Heart failure: genetic mutation alters response to beta-blockers


Drugs known as beta blockers help slow nerve impulses traveling through the heart in order to reduce the heart's workload. This effect is achieved via their action on beta-adrenergic receptors present in cardiac cells.
As such, beta blockers have become a mainstay of the treatment regimen for chronic heart failure. However, doctors have remained puzzled by the variable responses to some beta blockers among heart failure patients.

In a study published in the Journal of Clinical Investigation, Stefan Engelhardt and colleagues from the University of Würzburg, Germany, explain why some heart failure patients may respond better than others to certain beta blockers. The secret lies in a single amino acid change in the beta1-adrenergic receptor, that may differ from person to person, which alters the receptor's conformation and in doing so may alter the receptor's response to a given beta blocker.

Engelhardt and colleagues examined variant beta1-adrenergic receptors in which the amino acid at position 389 had been replaced by either an arginine or a glycine residue. The authors were able to directly assess, in real time, the effects of 3 different beta1-adrenergic receptor antagonists – Bisoprolol ( Zebeta ), Metoprolol ( Lopressor ), and Carvedilol ( Coreg ) – on the Arg389 and Gly389 variant beta1-adrenergic receptors in rat cardiac cells. They found that while each of these drugs caused a conformational change in the receptors, the effect of Bisoprolol and Metoprolol was minor and did not noticeably differ between the Arg389 and Gly389 receptor variants. In contrast, Carvedilol treatment induced a response from the Arg389 variant that was 2.5-fold that of the Gly389 variant. This was attributed to Carvedilol's ability to induce a more extreme conformational change in the Arg389 variant of the receptor, resulting in significantly dampened cAMP signaling in cardiac cells.

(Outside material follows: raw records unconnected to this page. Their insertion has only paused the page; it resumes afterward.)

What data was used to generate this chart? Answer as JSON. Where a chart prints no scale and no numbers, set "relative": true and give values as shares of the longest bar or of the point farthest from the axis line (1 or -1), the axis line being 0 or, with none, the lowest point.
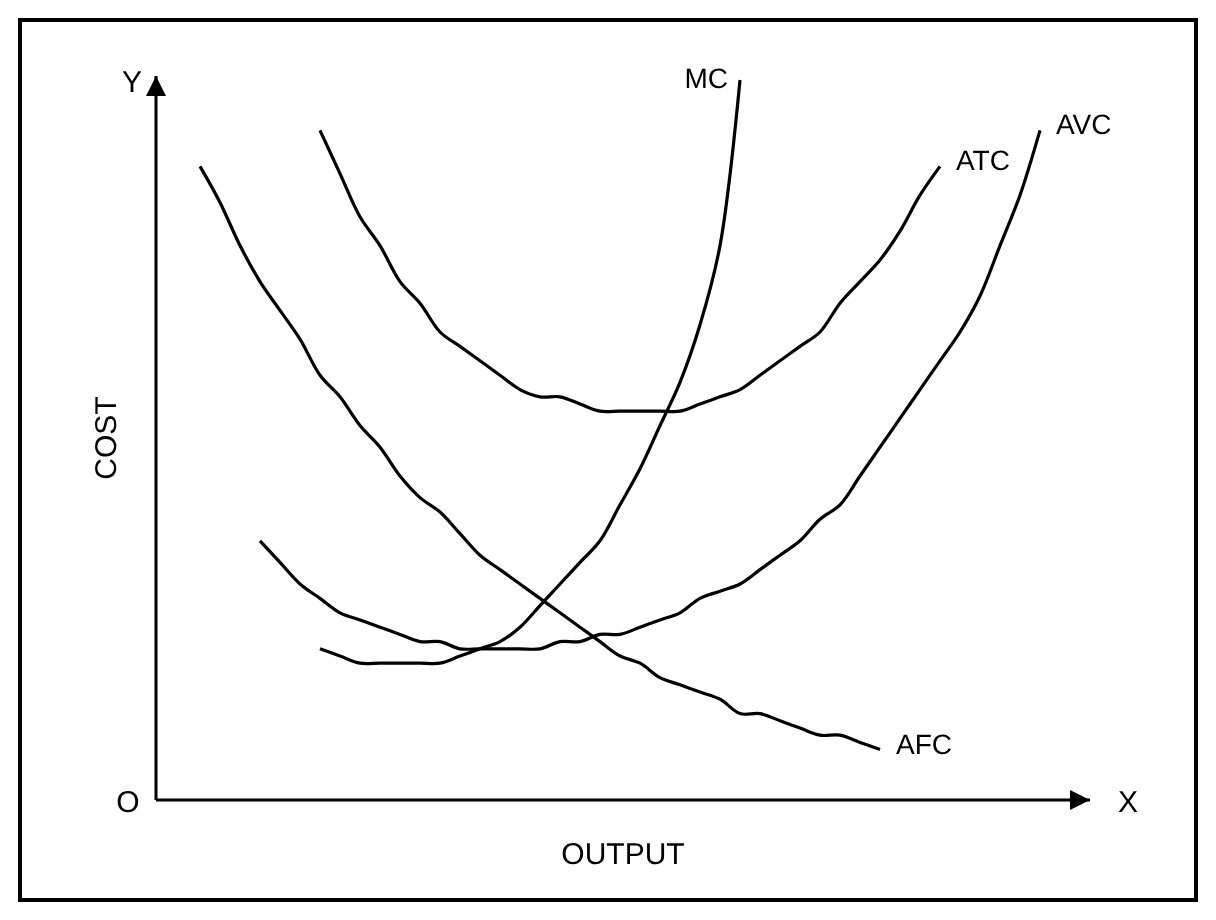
{
  "chart_data": {
    "type": "line",
    "relative": true,
    "xlabel": "OUTPUT",
    "ylabel": "COST",
    "annotations": [
      "O",
      "X",
      "Y"
    ],
    "marker": "none",
    "line_style": "solid",
    "categories": [
      null,
      null,
      null,
      null,
      null,
      null,
      null,
      null,
      null,
      null,
      null,
      null,
      null,
      null,
      null,
      null,
      null,
      null,
      null,
      null,
      null,
      null,
      null,
      null,
      null,
      null,
      null,
      null,
      null,
      null,
      null,
      null,
      null,
      null,
      null,
      null,
      null,
      null,
      null,
      null,
      null,
      null,
      null
    ],
    "series": [
      {
        "name": "MC",
        "color": "#000000",
        "values": [
          null,
          null,
          null,
          null,
          null,
          null,
          0.21,
          0.2,
          0.19,
          0.19,
          0.19,
          0.19,
          0.19,
          0.2,
          0.21,
          0.22,
          0.24,
          0.27,
          0.3,
          0.33,
          0.36,
          0.41,
          0.46,
          0.52,
          0.58,
          0.66,
          0.77,
          1,
          null,
          null,
          null,
          null,
          null,
          null,
          null,
          null,
          null,
          null,
          null,
          null,
          null,
          null,
          null
        ]
      },
      {
        "name": "ATC",
        "color": "#000000",
        "values": [
          null,
          null,
          null,
          null,
          null,
          null,
          0.93,
          0.87,
          0.81,
          0.77,
          0.72,
          0.69,
          0.65,
          0.63,
          0.61,
          0.59,
          0.57,
          0.56,
          0.56,
          0.55,
          0.54,
          0.54,
          0.54,
          0.54,
          0.54,
          0.55,
          0.56,
          0.57,
          0.59,
          0.61,
          0.63,
          0.65,
          0.69,
          0.72,
          0.75,
          0.79,
          0.84,
          0.88,
          null,
          null,
          null,
          null,
          null
        ]
      },
      {
        "name": "AVC",
        "color": "#000000",
        "values": [
          null,
          null,
          null,
          0.36,
          0.33,
          0.3,
          0.28,
          0.26,
          0.25,
          0.24,
          0.23,
          0.22,
          0.22,
          0.21,
          0.21,
          0.21,
          0.21,
          0.21,
          0.22,
          0.22,
          0.23,
          0.23,
          0.24,
          0.25,
          0.26,
          0.28,
          0.29,
          0.3,
          0.32,
          0.34,
          0.36,
          0.39,
          0.41,
          0.45,
          0.49,
          0.53,
          0.57,
          0.61,
          0.65,
          0.7,
          0.77,
          0.84,
          0.93
        ]
      },
      {
        "name": "AFC",
        "color": "#000000",
        "values": [
          0.88,
          0.83,
          0.77,
          0.72,
          0.68,
          0.64,
          0.59,
          0.56,
          0.52,
          0.49,
          0.45,
          0.42,
          0.4,
          0.37,
          0.34,
          0.32,
          0.3,
          0.28,
          0.26,
          0.24,
          0.22,
          0.2,
          0.19,
          0.17,
          0.16,
          0.15,
          0.14,
          0.12,
          0.12,
          0.11,
          0.1,
          0.09,
          0.09,
          0.08,
          0.07,
          null,
          null,
          null,
          null,
          null,
          null,
          null,
          null
        ]
      }
    ]
  }
}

In an accompanying commentary, Brent DeGeorge and Walter Koch from Thomas Jefferson University comment that " the implications of these findings are of potentially profound clinical importance when considering the interindividual and ethnic variation that occurs in response to beta-adrenergic receptor therapy in the treatment of heart failure." Furthermore, " It has been reported.. [ that ].. the Arg389 variant is 20% less common in black patients compared with non-black patients, and this may partially explain the poorer response to beta1-adrenergic receptor antagonists seen in blacks compared with that of the rest of the population."

Future work to characterize the effect of genetic mutations in these receptors and the role such mutations play in the receptor's (and hence a patient's) response to these drugs, may eventually lead to a situation in which doctors could prescribe drug treatment that is adapted according to each patient's own genetic makeup, bringing new meaning to the idea of personalized medicine for the treatment of heart failure and other cardiac disorders.